The ablation study further highlights the critical role of adaptive fusion mechanisms in improving model performance. The channel attention mechanism in EFT is shown to be essential for dynamically adjusting the contribution of each modality, leading to improved feature extraction and classification accuracy. Removing this mechanism results in a 4.82% drop in IoU_rice, underscoring its importance in leveraging the complementary nature of optical and SAR data. The study also compares EFT against widely used CNN-based (UNet, DeepLabV3+) and Transformer-based (SegFormer) architectures under an identical early fusion setting. The results indicate that Transformer-based architectures outperform CNN-based models in capturing long-range dependencies and modeling spatio-temporal relationships. However, the effectiveness of channel attention varies across architectures, benefiting CNN-based models more significantly than Transformer-based ones.

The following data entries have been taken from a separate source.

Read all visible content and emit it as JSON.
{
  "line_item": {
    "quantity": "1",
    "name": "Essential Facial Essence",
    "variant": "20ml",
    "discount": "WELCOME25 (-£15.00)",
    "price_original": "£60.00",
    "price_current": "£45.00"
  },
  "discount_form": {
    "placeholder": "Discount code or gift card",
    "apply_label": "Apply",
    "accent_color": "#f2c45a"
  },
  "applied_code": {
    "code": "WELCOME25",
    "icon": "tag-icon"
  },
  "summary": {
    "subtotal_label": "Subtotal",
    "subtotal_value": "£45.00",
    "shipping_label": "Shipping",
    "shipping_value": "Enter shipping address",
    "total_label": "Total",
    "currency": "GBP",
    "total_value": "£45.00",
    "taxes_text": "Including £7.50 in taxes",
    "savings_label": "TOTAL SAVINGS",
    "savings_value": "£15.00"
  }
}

Our study establishes a Transformer-based multi-modal fusion framework, providing a systematic evaluation of fusion strategies for rice identification. The results demonstrate that early-level fusion outperforms feature-level and decision-level fusion, with the EFT model exhibiting high stability in cloud-affected regions. This makes it a reliable solution for agricultural monitoring, particularly in areas where cloud cover limits the availability of optical data. These findings deepen our understanding of multi-modal feature integration and offer valuable insights for optimizing data fusion strategies in large-scale agricultural monitoring. Future research should focus on extending this approach to other crop types and diverse agricultural regions, further enhancing its generalizability and practical applicability.